I’ve always loved my birthday. As a day when people ate cake because you’re a person and the earth has yearly patterns. Plus, people like to give you stuff, including hugs and money. My favourite has always been the cards, and wrapping paper. This year, all i’ve got, as a broke student, are endless incomplete map drafts. (P.S. everyone on my Christmas list, you’re getting a map).
One year ago 12/15, I turned 25, and I spent the day mostly alone. Except for the hour delivering Meals on Wheels, and afternoon spent with an aged friend recovering from a necessary open heart surgery talking about life adventures, and courage to face fears.
One year ago 12/15, I sat in my parents’ basement at my desk surrounded by mementos from a previous life, reflecting on the person I’d been to have arrived back to the place that started it all thanks to cosmic kismet.

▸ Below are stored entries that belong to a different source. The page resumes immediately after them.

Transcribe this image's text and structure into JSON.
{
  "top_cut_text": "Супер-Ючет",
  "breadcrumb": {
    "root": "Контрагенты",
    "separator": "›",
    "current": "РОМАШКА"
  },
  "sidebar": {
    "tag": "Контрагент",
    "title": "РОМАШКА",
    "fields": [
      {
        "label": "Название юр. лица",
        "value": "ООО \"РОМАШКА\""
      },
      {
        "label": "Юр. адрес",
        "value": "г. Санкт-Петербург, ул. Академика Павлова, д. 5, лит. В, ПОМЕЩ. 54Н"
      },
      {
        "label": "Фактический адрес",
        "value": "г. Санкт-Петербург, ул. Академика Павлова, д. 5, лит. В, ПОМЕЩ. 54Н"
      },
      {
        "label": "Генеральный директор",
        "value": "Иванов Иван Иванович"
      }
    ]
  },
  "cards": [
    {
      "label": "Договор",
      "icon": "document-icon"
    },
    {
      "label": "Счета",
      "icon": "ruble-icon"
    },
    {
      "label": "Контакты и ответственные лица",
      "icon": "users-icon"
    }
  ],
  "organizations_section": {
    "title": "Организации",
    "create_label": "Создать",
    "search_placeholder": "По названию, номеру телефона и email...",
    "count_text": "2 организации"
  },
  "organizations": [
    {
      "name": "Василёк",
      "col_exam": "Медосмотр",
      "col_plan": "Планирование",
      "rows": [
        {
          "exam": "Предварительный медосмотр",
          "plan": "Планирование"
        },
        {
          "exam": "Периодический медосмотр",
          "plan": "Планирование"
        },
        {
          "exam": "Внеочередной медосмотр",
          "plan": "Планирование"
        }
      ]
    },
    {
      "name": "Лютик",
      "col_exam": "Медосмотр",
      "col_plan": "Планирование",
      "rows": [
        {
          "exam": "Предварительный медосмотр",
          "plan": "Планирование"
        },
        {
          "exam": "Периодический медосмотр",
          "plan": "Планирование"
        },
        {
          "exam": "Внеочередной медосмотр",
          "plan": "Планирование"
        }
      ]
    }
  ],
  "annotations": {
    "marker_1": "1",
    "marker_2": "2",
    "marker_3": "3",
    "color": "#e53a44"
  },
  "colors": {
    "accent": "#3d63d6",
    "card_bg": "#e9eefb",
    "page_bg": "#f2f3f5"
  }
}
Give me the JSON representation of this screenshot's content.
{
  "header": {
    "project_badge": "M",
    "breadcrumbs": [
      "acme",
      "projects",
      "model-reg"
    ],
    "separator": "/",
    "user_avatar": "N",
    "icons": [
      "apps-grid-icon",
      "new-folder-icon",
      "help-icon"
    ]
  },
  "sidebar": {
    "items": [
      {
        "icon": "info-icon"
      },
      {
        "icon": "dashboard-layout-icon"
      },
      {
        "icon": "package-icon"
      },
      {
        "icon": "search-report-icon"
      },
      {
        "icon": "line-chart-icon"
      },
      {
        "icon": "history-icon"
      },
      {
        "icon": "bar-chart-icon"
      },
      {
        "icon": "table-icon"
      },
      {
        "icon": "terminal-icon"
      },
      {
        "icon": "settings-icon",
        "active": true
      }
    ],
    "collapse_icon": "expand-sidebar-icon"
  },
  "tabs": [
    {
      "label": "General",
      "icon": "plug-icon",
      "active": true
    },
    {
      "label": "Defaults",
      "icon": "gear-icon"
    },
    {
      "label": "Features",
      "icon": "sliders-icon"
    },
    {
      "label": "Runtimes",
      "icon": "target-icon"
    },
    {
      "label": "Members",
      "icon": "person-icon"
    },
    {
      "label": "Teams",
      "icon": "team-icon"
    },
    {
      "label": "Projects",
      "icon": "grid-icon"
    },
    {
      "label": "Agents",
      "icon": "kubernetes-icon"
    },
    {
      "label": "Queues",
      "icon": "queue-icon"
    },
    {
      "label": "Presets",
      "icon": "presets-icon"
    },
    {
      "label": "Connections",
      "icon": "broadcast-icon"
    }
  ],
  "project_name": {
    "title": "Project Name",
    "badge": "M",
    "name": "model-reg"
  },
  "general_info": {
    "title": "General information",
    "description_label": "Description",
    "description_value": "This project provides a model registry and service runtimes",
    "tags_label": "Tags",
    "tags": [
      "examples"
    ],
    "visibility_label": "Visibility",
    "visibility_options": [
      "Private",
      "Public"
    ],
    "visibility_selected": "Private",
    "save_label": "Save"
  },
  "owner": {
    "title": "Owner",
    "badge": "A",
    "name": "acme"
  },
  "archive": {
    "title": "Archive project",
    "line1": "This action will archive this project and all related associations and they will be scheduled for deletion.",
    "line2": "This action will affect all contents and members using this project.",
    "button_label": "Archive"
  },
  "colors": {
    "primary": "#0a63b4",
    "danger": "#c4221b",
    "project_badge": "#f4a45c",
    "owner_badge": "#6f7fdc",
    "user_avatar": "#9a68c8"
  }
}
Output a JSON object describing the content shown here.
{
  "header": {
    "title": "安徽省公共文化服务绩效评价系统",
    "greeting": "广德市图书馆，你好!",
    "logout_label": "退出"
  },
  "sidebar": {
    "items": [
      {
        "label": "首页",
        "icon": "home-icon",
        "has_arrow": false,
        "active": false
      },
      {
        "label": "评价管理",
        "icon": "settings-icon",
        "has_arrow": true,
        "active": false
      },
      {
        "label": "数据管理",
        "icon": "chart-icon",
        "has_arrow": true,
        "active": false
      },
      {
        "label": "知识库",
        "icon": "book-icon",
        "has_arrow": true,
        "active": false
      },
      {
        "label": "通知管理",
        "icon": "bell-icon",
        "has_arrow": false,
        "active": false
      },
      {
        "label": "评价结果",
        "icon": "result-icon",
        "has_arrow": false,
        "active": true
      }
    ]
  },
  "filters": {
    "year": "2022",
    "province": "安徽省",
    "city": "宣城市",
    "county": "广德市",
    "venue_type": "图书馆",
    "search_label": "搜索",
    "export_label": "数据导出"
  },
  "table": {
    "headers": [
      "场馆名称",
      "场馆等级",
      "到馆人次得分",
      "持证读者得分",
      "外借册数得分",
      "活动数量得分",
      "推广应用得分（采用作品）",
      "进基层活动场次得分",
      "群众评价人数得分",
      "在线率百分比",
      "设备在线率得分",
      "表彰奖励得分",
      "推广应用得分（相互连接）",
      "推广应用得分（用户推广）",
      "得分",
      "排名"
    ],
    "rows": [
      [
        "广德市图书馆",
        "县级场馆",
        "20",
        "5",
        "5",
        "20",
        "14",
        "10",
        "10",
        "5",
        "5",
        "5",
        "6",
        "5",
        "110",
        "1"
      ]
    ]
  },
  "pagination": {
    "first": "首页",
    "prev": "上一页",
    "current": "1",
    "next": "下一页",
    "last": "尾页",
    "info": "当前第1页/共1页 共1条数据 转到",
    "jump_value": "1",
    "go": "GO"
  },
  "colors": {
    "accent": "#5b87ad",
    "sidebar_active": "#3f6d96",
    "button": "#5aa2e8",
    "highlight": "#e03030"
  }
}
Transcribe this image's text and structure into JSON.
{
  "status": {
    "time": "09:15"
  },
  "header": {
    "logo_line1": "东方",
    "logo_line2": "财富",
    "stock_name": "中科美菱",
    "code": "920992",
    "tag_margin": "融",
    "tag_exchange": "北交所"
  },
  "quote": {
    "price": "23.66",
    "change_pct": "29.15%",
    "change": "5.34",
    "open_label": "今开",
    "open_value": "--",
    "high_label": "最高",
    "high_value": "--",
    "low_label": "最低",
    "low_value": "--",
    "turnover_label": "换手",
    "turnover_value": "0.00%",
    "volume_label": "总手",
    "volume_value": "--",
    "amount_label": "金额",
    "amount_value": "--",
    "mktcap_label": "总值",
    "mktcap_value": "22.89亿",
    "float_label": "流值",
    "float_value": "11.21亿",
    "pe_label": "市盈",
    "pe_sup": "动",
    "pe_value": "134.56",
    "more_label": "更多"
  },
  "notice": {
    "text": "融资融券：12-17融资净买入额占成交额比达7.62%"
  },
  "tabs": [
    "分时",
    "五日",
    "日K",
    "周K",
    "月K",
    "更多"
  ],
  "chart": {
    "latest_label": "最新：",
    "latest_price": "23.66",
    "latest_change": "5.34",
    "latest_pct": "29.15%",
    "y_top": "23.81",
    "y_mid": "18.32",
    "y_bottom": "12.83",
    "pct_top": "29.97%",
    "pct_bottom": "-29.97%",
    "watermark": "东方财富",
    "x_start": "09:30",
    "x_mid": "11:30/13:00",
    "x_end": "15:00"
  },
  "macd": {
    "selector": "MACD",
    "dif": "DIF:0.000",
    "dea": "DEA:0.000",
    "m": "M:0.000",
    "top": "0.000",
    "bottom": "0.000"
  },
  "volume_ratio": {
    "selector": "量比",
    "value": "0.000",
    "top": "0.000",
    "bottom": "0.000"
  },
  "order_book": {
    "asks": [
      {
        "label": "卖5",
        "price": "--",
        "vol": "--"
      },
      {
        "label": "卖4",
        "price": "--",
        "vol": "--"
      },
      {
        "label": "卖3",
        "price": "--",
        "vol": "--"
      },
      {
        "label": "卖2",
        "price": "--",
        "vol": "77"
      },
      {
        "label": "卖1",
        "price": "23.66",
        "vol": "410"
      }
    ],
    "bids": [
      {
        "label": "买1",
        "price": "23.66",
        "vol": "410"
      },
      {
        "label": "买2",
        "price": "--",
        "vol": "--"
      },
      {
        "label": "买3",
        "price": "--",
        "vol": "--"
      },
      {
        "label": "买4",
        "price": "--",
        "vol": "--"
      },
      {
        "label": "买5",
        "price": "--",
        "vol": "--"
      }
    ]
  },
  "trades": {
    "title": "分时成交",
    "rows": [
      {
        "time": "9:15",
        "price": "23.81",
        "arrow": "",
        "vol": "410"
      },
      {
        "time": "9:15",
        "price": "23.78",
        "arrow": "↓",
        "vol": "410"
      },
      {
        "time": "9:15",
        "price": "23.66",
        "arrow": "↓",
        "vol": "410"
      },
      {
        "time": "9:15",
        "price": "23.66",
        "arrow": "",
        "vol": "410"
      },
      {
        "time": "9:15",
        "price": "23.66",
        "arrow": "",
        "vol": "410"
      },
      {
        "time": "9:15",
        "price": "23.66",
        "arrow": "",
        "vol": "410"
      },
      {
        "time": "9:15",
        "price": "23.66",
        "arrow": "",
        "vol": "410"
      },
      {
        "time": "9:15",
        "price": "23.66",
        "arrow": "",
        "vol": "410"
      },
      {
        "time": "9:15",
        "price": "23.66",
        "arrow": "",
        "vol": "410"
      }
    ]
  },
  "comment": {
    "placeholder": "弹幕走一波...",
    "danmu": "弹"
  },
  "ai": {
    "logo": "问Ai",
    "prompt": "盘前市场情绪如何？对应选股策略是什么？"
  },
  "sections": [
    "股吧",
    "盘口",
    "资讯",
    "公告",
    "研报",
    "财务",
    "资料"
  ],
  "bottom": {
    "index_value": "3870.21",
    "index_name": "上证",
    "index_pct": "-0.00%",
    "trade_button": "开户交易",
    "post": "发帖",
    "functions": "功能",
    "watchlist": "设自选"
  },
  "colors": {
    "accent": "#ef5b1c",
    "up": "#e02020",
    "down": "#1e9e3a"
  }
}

And, as I checked email at the end of an already lovely whirlwind of a day, a response from an autumn pen pal was waiting for enjoyment. The email, containing answers to 6Questions in typed form from Dan Mangan as a suddenly real-life birthday gift, was honest communication between two humans, at a moment when I needed reality to improve. With that email, I knew age 25 was going to be a year of growth.
mostly, i think as nostalgic ocd kicks in, it’s a reminder of capacity.
as each birthday comes and goes, i think we all begin to appreciate the circles of support we continue to have near us as hard everyday challenges are not easily resolved by being a certain level of adult. each age is just a number, until the number of birthdays naturally ages you with organic wisdom and perceptive intuition. just cuz.
birthdays are a bit of an ego trip too. to suddenly be faced with people collectively wishing you well, all at once. You look at depressing news with rose coloured glasses because in a thin layer of vanity today’s about you. ‘treat yo self’ is definitely enjoyable but in the long run, not sustainable. which is why, on birthdays, we can. for a second. it enables that pause from the rest of life.